3d-model-GLPN / README.md
Tohru127's picture
Update README.md
34745c1 verified
---
title: GLPN Single-View Depth Point Cloud Mesh
emoji: 🧱
colorFrom: indigo
colorTo: purple
sdk: gradio
sdk_version: 4.44.1
app_file: app.py
python_version: "3.10"
pinned: true
models:
- vinvino02/glpn-nyu
tags:
- depth-estimation
- 3d-reconstruction
- point-cloud
- mesh
- open3d
- trimesh
- transformers
- gradio
- single-view
- computer-vision
---
# Single-View Depth → Point Cloud → Mesh (GLPN + Open3D)

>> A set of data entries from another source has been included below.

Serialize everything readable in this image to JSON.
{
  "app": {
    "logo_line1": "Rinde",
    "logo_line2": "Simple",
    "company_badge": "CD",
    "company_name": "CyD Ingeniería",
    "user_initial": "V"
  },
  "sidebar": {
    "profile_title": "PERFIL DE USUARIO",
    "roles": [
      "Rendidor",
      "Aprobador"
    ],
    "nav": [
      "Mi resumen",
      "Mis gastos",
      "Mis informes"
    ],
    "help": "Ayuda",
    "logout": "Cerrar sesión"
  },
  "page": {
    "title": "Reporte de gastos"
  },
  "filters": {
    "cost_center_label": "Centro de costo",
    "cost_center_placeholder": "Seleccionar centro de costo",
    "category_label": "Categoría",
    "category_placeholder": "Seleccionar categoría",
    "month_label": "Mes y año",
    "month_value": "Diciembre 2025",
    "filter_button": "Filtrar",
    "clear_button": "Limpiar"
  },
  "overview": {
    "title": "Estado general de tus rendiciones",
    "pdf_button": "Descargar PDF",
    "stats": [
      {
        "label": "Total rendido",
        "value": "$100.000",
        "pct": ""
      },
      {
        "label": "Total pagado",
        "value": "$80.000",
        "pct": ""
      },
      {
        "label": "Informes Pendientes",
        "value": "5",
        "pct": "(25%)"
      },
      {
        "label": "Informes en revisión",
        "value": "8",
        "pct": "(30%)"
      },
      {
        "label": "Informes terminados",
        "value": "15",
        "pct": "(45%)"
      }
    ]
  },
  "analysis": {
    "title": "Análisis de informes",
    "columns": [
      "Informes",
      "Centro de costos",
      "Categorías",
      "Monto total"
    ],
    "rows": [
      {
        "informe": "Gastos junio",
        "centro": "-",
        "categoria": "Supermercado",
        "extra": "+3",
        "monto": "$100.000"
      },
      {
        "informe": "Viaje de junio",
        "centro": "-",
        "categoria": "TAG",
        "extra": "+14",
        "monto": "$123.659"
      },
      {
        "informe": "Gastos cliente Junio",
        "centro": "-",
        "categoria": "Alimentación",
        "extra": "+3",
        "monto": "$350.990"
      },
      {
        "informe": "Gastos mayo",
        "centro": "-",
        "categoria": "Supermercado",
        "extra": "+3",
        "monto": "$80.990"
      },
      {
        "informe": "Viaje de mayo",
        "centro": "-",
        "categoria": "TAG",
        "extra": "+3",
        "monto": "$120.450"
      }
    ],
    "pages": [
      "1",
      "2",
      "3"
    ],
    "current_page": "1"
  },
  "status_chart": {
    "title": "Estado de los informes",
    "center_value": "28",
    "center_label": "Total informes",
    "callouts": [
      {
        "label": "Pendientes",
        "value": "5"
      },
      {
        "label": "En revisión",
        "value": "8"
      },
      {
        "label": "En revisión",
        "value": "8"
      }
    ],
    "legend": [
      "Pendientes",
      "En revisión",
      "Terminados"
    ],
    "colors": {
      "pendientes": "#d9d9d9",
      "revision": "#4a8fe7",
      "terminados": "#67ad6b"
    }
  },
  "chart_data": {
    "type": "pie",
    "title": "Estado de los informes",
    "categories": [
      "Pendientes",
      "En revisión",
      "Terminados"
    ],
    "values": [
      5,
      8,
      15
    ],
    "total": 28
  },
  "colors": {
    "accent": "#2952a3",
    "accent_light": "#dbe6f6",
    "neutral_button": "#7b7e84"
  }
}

This Space predicts depth from a single RGB image using **GLPN (NYU)**, back-projects to a point cloud, reconstructs a mesh (Ball Pivoting with Poisson fallback), and exports `PLY` and `GLB`.
## How to use
1. Upload one RGB image (indoor works best).
2. Click **Run**.
3. Inspect **Input vs Depth**, **Mesh Preview** (if available), and the **Interactive 3D (GLB)** viewer.
4. Download artifacts from the **Downloads** panel.
## Outputs
- `input_vs_depth.png` – side-by-side original and depth (meters, contrast-clipped)
- `point_cloud.ply` – colorized point cloud
- `mesh.ply` – triangle mesh
- `mesh.glb` – mesh for web viewers, Gradio `Model3D`, and downstream tools
- `mesh_preview.png` – headless snapshot (may be absent in some environments)
## Notes
- **OpenMP warnings fixed** by setting safe thread env vars at the top of `app.py`.
- GPU is optional. The app auto-selects CUDA if available.
- If GLB doesn’t render: check **Logs / Status**. The exporter is skipped if the mesh is empty.
- For crisper meshes, try higher-texture images with clear geometry and lighting.